Vector -- A quantity having both magnitude and direction, e.g. displacement, velocity, acceleration and force. Vectors are added when, for instance, one moves in a frame that itself is moving too (e.g. swims across a flowing river). Vectors are added like arrows, end to end, and the sum (for two) is the vector from the tail of the first vector to the tip of the second.

Vector resolution--The representation of a given vector as the sum of vectors in given directions. See componenet

Velocity -- Rate of position change, a vector quantity.

Vernal equinox -- The spring equinox. The term is also used for the point occupied by the Sun at that time, one of the two intersections on the celestial spher, between the ecliptic and the celestial equator. Also known as first point in Aries.

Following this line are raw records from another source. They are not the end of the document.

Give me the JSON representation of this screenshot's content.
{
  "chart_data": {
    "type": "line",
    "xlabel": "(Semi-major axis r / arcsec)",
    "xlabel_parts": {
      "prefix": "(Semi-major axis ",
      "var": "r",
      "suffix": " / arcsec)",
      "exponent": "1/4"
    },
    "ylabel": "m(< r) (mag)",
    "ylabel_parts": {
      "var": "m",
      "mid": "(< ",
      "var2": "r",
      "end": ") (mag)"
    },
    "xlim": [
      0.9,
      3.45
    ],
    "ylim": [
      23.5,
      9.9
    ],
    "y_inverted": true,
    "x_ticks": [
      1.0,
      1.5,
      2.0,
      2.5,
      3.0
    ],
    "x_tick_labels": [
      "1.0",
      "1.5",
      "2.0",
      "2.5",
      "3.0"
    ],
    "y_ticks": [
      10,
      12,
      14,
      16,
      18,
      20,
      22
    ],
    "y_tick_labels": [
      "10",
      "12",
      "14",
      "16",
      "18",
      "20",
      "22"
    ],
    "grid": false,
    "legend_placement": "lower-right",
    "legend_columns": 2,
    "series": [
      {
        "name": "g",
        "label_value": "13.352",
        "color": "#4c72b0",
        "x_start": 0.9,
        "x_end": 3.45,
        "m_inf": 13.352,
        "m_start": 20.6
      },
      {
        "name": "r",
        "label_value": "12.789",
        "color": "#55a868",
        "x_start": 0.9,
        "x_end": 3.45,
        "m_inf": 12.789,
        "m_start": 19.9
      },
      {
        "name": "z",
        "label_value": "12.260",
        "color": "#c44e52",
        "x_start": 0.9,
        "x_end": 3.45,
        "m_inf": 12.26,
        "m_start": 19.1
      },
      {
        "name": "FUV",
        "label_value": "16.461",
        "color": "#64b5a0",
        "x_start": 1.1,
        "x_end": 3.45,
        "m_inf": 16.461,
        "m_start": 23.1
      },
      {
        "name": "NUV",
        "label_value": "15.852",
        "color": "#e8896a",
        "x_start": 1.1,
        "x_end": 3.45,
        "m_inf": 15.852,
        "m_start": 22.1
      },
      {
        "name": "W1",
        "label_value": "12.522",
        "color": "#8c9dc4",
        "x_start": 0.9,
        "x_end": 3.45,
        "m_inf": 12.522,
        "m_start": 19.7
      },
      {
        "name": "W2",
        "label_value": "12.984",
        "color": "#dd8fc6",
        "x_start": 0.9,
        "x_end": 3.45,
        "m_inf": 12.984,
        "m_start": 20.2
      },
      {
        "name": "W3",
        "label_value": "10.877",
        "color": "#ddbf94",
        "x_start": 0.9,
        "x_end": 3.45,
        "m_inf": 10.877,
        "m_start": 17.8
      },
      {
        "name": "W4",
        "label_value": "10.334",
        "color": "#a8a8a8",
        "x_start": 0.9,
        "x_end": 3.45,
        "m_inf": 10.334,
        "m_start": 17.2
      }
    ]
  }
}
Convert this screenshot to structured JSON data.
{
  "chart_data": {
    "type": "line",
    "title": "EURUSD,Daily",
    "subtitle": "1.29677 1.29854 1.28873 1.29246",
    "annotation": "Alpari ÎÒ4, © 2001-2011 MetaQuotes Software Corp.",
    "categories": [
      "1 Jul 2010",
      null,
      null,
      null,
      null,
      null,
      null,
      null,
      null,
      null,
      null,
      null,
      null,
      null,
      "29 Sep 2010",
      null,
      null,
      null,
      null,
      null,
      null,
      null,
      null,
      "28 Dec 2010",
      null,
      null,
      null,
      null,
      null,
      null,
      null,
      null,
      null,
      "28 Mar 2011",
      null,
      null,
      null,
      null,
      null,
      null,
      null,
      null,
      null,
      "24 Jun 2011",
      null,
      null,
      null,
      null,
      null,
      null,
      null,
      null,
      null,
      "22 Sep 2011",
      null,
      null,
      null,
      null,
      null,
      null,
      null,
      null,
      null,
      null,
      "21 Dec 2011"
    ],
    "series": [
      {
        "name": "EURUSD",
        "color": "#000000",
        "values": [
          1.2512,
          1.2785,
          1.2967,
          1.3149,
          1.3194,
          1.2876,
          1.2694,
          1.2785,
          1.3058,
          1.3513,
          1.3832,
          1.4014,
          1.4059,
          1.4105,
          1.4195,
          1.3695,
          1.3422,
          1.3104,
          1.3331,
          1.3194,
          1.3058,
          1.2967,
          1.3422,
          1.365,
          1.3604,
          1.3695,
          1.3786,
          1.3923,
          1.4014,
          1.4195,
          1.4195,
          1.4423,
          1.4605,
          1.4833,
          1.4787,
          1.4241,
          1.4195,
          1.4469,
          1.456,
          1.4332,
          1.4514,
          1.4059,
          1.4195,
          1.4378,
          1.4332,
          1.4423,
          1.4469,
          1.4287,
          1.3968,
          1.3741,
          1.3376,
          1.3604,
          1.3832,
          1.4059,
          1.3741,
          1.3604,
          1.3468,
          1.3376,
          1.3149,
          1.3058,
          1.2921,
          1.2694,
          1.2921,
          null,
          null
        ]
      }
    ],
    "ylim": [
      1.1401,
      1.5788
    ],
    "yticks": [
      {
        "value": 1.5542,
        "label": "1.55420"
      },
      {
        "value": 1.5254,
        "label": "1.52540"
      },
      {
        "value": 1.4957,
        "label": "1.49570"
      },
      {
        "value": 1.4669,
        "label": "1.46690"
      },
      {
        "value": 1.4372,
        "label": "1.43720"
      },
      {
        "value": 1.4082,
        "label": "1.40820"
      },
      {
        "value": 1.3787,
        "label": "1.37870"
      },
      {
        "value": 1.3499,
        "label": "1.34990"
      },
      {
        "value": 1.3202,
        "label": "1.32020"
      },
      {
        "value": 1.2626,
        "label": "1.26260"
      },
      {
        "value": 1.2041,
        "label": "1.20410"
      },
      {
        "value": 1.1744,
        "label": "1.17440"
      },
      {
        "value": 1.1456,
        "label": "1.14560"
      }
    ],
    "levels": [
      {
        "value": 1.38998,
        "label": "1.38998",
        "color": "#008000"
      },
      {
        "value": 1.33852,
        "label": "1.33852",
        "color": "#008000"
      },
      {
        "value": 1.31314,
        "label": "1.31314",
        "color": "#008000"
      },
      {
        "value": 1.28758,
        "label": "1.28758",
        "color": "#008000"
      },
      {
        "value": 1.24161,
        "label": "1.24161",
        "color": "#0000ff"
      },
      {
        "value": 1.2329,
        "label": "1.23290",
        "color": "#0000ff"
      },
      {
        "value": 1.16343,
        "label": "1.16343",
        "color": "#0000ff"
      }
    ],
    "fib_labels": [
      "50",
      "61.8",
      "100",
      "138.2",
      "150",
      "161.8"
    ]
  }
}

Watt -- Unit of power, the rate at which energy is supplied. One watt is the power which supplies 1 joule per second, 1 kilowatt = 1000 watts. A grown human climbing stairs (e.g.) supplies about 100 watt; 1 horsepower = 736 watt. Named for James Watt, inventor of the modern steam engine.

Weight -- The force exerted on mass by gravity.

X-1 -- A rocket-powered research airplane, the first to fly faster than sound, on 14 October 1947.

Zodiac -- Twelve constellations dividing the ecliptic into approximately equal parts. Each month the Sun is in a different constellation of the zodiac.